Senate debates

Monday, 7 November 2011

Questions without Notice: Take Note of Answers

Carbon Pricing

3:05 pm

Photo of David JohnstonDavid Johnston (WA, Liberal Party, Shadow Minister for Defence) Share this | Hansard source

I move:

That the Senate take note of the answers given by the Minister for Finance and Deregulation (Senator Wong) to questions without notice asked today relating to a proposed carbon tax.

I have listened to the minister both in the committee stage and during question time today. The government is determined to have Australians believe that a carbon tax is, firstly, the best thing for our economy. It is also determined to tell us that a carbon tax is in the national interest, that a carbon tax is good for small business, that a carbon tax is great for households, that taking billions of dollars out of the Australian economy will help it grow and that giving billions of dollars to overseas countries for carbon credits is a good thing for our economy. This government has but one talent, but one capacity, and that is to say precisely the opposite of what in fact is the truth. All of those things are untrue.

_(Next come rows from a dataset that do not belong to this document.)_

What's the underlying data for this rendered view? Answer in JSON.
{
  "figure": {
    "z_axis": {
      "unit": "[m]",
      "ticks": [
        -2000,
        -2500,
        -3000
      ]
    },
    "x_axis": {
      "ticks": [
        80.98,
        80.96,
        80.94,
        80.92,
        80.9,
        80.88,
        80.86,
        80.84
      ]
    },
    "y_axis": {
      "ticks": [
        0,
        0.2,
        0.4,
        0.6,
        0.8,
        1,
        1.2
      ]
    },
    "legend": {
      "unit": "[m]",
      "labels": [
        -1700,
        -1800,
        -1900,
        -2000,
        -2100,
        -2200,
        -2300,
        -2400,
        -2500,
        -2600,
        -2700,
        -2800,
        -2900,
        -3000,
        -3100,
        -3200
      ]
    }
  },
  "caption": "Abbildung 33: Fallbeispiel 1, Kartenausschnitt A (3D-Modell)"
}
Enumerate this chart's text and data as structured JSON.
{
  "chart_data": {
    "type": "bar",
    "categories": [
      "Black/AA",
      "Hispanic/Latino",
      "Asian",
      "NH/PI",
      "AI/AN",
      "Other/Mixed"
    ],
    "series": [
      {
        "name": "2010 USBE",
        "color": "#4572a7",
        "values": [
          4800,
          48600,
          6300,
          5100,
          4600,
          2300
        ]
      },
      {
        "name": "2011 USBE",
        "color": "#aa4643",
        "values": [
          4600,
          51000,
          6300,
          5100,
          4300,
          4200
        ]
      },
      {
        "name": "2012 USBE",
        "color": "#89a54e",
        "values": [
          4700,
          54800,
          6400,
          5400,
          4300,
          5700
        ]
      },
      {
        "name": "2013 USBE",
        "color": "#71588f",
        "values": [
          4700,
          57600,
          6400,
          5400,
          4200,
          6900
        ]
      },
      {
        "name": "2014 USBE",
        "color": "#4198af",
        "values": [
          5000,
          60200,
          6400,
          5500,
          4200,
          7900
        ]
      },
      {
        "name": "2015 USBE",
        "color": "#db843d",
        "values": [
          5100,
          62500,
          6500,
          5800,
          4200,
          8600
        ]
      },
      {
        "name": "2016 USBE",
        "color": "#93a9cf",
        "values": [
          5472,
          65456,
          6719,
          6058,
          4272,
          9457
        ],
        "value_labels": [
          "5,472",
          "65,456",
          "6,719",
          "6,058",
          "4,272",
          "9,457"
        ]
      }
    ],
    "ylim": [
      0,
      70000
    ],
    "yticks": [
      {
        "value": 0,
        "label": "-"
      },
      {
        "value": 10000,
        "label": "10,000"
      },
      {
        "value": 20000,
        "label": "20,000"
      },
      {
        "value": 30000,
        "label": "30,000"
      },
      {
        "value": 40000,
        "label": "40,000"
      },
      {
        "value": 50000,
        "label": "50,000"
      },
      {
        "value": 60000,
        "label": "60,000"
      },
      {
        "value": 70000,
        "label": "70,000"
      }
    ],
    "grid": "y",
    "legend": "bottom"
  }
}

The lack of honesty and integrity in this carbon tax flows from the very words by which it has had its genesis: 'There will be no carbon tax under a government I lead.' This is the most notorious and dishonest statement ever heard in Australian politics. It sits right alongside 'We will have a regional processing centre in East Timor' and 'We will have a regional processing centre in Manus Island.' Economic forecast after economic forecast from this government has been completely and utterly false. Another is 'There will be a budget surplus in 2012-13.' Already the Treasurer, after having committed to it, is back-pedalling on this. This government has not delivered a surplus budget, and Labor governments have not delivered a surplus budget for more than 20 years. The minister has just fobbed off every single question—and I heard some very good questions today, including during question time—about particular industries. The minister stood and said, 'The government's modelling shows the Australian economy will continue to grow.' This is not about the individual industries that are devastated by this tax. This glib global statement is one that the minister has stuck to through thick and through thin. The meat industry question from Senator Williamson was very, very good. That industry is going to be devastated, and the minister just said, 'Oh, the government's modelling shows that this economy will continue to grow.' This is the fraud. This is the deception. This is the lack of honesty.

Of course, the minister will fight to the last breath not to disclose the assumptions upon which this crazy modelling has determined that the economy will continue to grow. Confronted with Minerals Council modelling, she said with an almost disdainful tone in her voice, 'Oh, that's Minerals Council modelling,' as if to say that they are all deniers and heretics and they should be crucified shortly. This minister is seeking to put through something that she knows is not good for the economy and is a huge fraud on the Australian public. One need go no further than her immortal words in 2009, when she said:

The introduction of a carbon price ahead of effective international action can lead to perverse incentives for such industries to relocate or source production offshore ...

These are her words. She continues:

... there is no point in imposing a carbon price domestically which results in emissions and production transferring internationally for no environmental gain.

This is the minister speaking. Yet she comes in here today with a completely flip-flop perspective. Her credibility is less than zero. She stands over there telling us homily after homily, lecturing us until the cows come home that this is good for us.

She herself has said that this is a shocking tax, that a price on carbon is going to kill jobs and kill our economy, and that it will just send all our manufacturing industries overseas—where they do not have such a crazy government with such a crazy policy. She said that, and she believed it at the time. What has happened? What has happened is that she has got into bed, as her government has, with the crazies at the end of this chamber—the Greens. That is what happened.